The opinion of the court was delivered by: Conti, District Judge
Pending before the court is a motion for reconsideration (Docket No. 75) filed by third-party plaintiffs requesting that this court reconsider its memorandum opinion*fn1 (Docket No. 73) and order (Docket No. 74), dated March 16, 2009. In the memorandum opinion, the court dismissed third-party plaintiffs' complaint without prejudice. The court concluded that third-party plaintiffs did not set forth a proper claim pursuant to Rule 14 of the Federal Rules of Civil Procedure. Third-party plaintiffs did not set forth derivative claims against third-party defendant because third-party plaintiffs failed to allege a basis for a right of indemnification or contribution. On April 15, 2009, third-party plaintiffs filed the instant motion for reconsideration and supporting brief (Docket No. 76). On June 11, 2009, the court heard oral argument on the motion for reconsideration and directed the parties to submit supplemental briefing in support of their positions. In their supplemental brief (Docket No. 80) third-party plaintiffs do not set forth any additional facts to establish a basis for indemnification or contribution.
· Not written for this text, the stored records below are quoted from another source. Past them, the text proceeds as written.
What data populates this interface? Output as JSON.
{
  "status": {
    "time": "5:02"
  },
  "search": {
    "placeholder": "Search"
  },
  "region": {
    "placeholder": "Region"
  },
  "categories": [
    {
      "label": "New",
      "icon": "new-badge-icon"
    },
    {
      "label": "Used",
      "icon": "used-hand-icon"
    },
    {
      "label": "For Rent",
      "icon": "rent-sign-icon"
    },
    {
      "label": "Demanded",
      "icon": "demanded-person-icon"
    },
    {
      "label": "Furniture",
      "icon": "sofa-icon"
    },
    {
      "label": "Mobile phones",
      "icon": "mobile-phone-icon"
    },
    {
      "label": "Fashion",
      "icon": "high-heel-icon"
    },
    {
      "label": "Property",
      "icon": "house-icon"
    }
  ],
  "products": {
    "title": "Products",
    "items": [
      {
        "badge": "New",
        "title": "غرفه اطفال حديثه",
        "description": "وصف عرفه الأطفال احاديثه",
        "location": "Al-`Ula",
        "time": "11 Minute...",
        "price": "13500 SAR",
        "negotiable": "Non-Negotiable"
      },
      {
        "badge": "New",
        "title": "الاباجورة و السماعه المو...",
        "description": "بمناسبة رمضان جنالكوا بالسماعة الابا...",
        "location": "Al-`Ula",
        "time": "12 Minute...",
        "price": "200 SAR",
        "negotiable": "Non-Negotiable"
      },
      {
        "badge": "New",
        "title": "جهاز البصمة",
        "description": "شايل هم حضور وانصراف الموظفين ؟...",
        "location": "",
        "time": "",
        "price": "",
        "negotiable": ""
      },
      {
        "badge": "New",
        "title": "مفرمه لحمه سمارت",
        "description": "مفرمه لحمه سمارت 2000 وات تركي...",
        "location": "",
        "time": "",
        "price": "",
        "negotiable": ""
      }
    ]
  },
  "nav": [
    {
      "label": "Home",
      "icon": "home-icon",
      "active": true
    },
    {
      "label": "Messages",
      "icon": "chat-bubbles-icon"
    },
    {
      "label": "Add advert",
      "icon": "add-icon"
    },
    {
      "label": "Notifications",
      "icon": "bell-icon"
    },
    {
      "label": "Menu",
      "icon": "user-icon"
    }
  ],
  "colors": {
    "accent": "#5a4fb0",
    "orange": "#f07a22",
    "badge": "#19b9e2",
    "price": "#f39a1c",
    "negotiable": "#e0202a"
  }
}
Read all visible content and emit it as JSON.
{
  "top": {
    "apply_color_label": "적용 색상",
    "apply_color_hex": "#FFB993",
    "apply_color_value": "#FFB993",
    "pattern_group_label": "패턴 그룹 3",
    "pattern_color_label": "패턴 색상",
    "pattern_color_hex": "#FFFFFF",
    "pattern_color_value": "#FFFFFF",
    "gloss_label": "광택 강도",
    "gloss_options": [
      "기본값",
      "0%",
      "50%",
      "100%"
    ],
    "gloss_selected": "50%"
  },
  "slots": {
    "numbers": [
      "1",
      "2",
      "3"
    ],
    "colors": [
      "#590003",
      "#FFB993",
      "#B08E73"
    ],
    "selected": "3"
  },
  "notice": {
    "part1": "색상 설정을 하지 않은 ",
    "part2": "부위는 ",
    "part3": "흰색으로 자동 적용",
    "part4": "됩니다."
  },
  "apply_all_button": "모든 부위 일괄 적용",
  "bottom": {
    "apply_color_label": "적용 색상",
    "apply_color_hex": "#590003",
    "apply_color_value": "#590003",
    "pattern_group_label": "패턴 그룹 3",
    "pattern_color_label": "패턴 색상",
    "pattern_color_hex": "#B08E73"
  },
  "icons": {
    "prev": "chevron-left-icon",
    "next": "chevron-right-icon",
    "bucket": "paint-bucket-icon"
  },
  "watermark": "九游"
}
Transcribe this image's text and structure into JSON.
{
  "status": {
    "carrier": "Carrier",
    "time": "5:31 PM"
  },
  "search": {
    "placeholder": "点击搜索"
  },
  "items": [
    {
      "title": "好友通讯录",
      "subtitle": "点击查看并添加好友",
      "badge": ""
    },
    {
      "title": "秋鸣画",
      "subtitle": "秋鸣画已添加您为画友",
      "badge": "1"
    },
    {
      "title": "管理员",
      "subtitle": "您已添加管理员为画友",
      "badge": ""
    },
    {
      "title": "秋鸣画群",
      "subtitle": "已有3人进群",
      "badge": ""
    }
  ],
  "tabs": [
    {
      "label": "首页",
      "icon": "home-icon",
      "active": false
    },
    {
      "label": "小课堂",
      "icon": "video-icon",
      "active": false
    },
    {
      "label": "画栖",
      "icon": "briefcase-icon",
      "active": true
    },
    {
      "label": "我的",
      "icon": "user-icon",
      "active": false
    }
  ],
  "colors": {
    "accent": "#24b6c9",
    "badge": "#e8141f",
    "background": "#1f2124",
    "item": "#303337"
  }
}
Third-party plaintiffs state in a conclusory fashion that it is possible third-party defendant could be a joint tortfeasor. Third-party plaintiffs argue that conclusion is sufficient to cure the deficiencies of their third-party complaint. Because third-party plaintiffs did not provide the court with a factual basis upon which it can determine that there is a plausible claim against third-party defendant for contribution or indemnification, the motion for reconsideration will be denied.
"'The purpose of a motion for reconsideration,'. . . 'is to correct manifest errors of law or fact or to present newly discovered evidence.'" Max's Seafood Café ex rel. Lou-Ann, Inc. v. Quinteros, 176 F.3d 669, 677 (3d Cir. 1999) (quoting Harsco Corp. v. Zlotnicki, 779 F.2d 906, 909 (3d Cir. 1985), cert. denied, 476 U.S. 1171 (1986). A judgment may be altered or amended only if the party seeking reconsideration shows one of the following: (1) an intervening change in controlling law; (2) the availability of new evidence that was not previously available; or (3) the need to correct a clear error of law or to prevent manifest injustice. Id. (citing North River Ins. Co. v. CIGNA Reinsurance Co., 52 F.3d 1194, 1218 (3d Cir. 1995).
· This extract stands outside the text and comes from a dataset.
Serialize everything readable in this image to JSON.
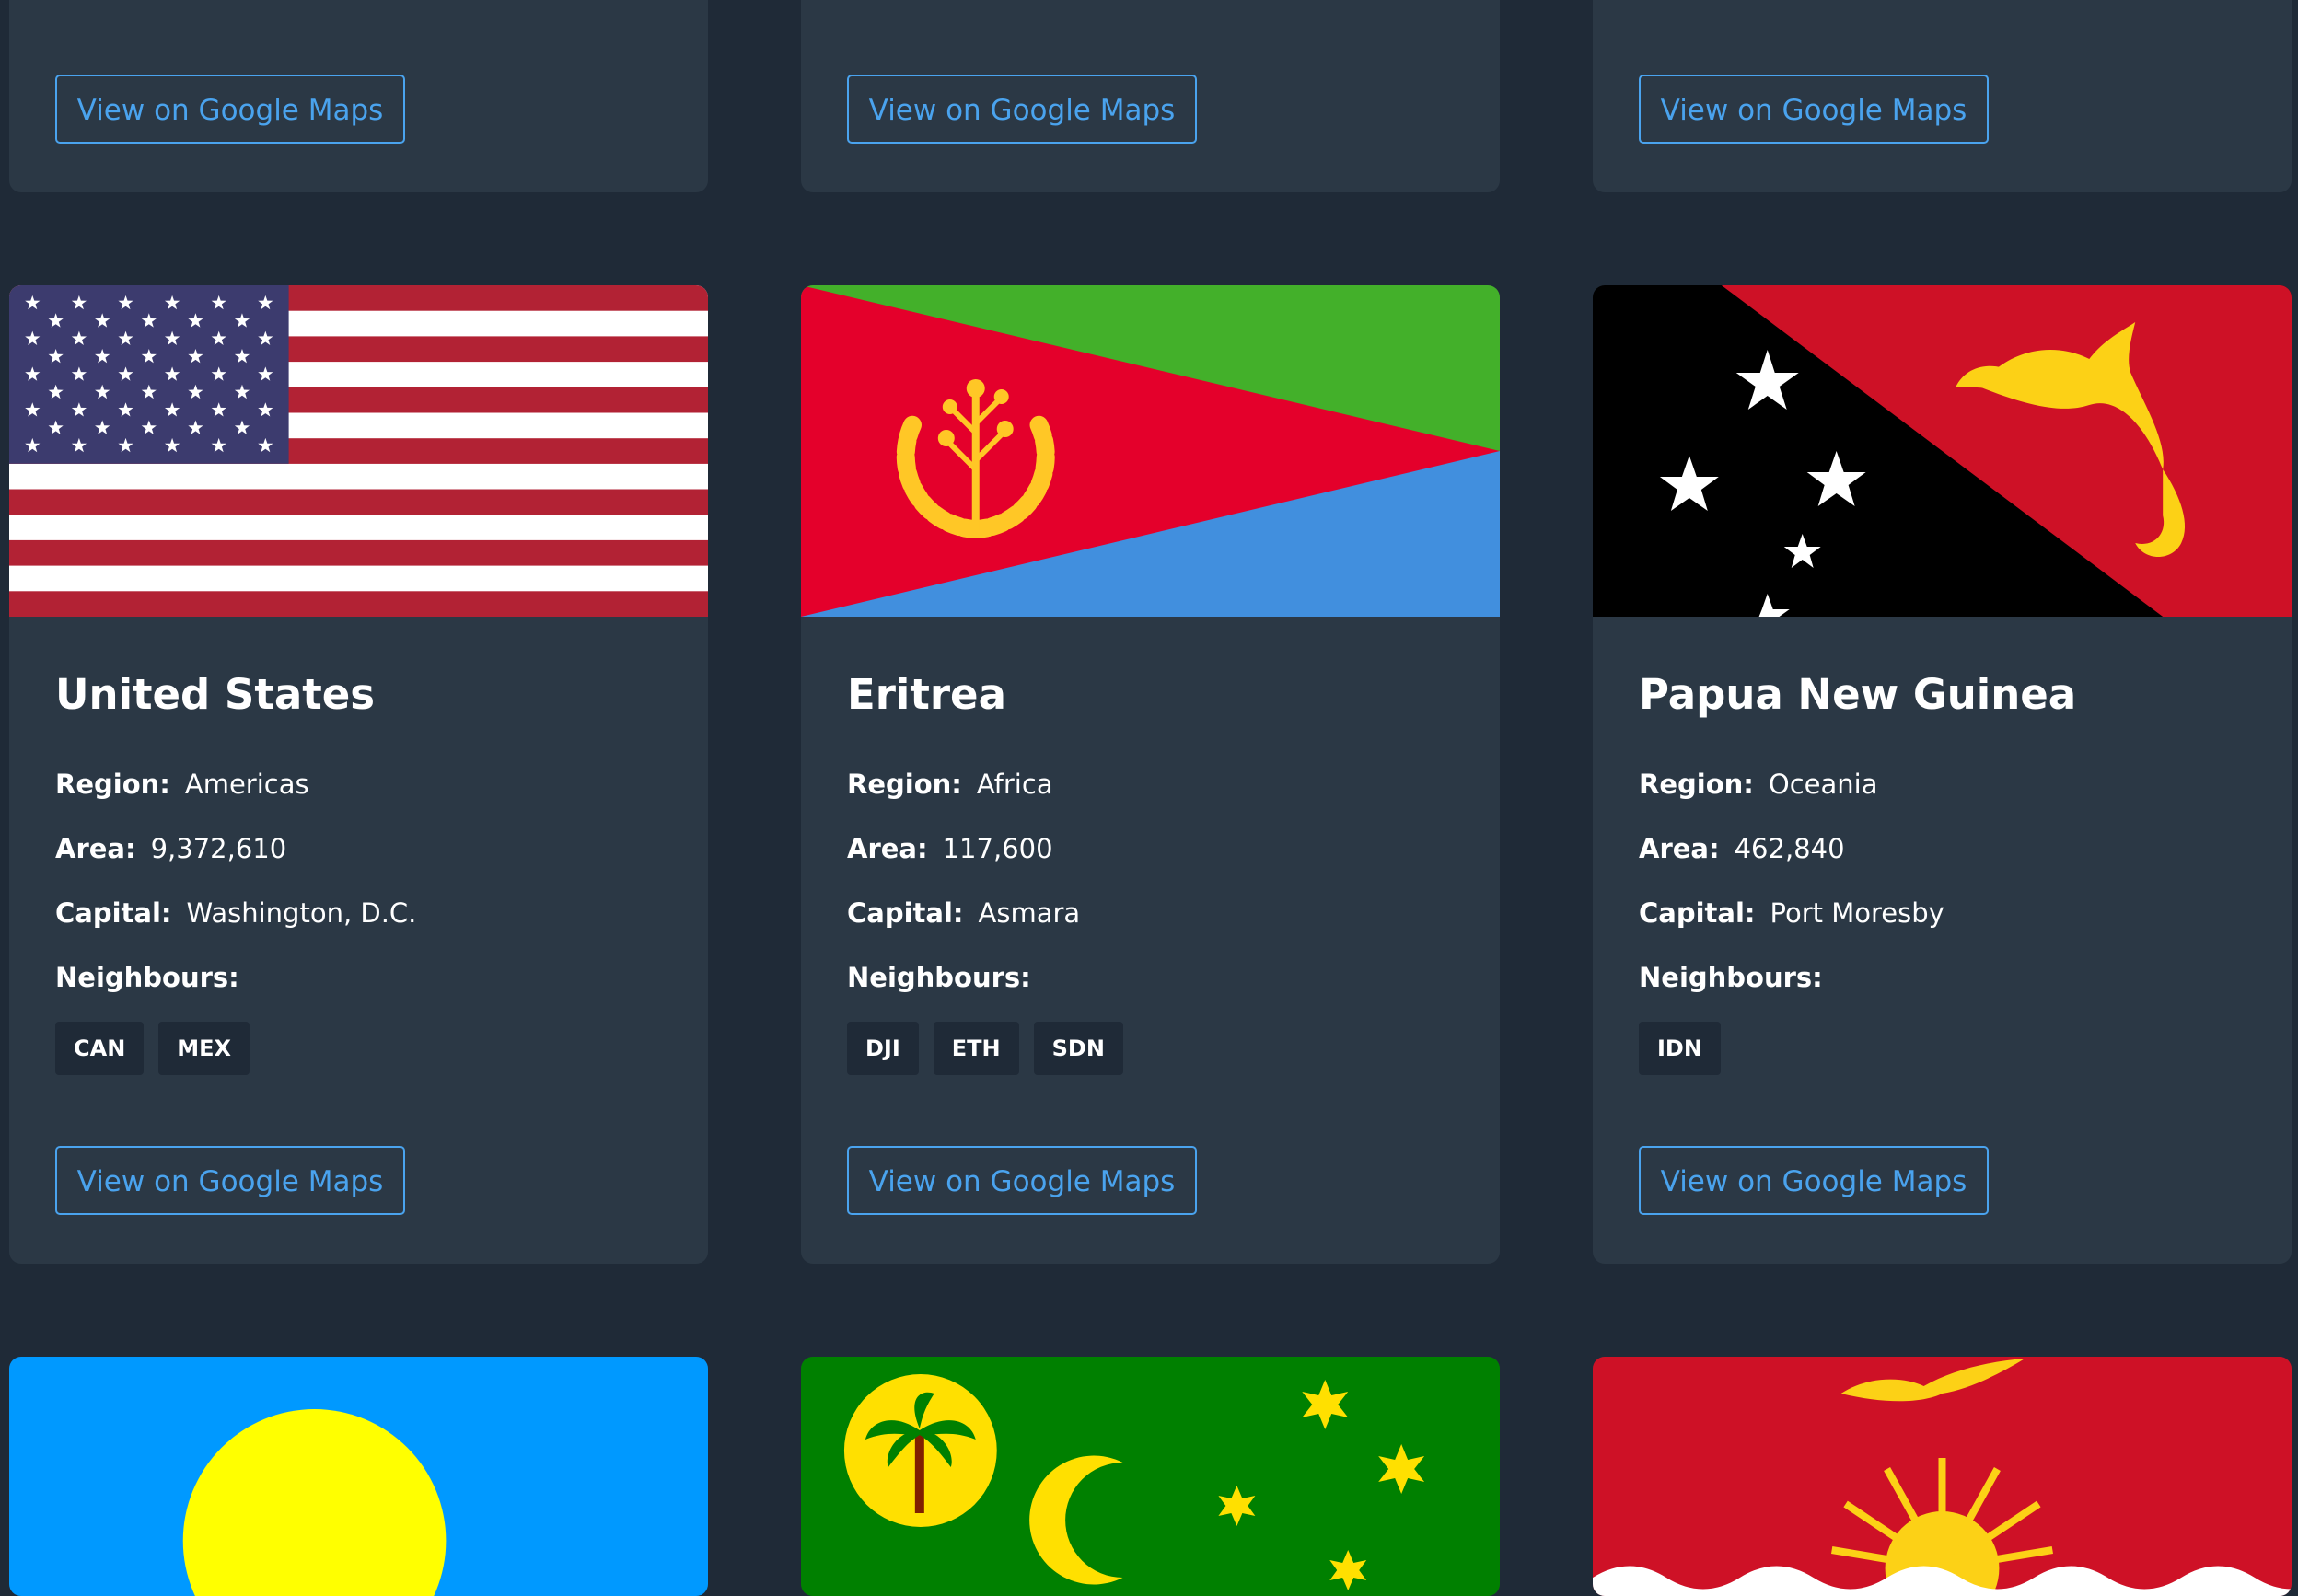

Because of the interest in finality, at least at the district court level, motions for reconsideration should be granted sparingly; the parties are not free to relitigate issues the court has already decided. . . . Stated another way, a motion for reconsideration is not properly grounded in a request for a district court to rethink a decision it has already made, rightly or wrongly. . . .
Williams v. Pittsburgh, 32 F. Supp. 2d 236, 238 (W.D. Pa. 1998) (internal citations omitted).
Third-party plaintiffs failed to show the availability of new evidence not previously available or an intervening change in controlling law to support their motion for reconsideration. Third-party plaintiffs' motion, therefore, is best understood as premised on a need to correct a clear error of law or to prevent manifest injustice.
As the court pointed out in its memorandum opinion dated March 16, 2009, a third-party claim pursuant to Rule 14(a) of the Federal Rules of Civil Procedure can only be asserted if it is based upon a theory of secondary or derivative liability of the third-party defendant to the third-party plaintiff. FDIC v. Bathgate, 27 F.3d 850, 873 (3d Cir. 1994). In Bathgate, the United States Court of Appeals for the Third Circuit quoted:
"A third-party claim may be asserted under Rule 14(a) only when the third party's liability is in some way dependent on the outcome of the main claim or when the third-party is secondarily liable to defendant. If the claim is separate or independent from the main action, impleader will be denied."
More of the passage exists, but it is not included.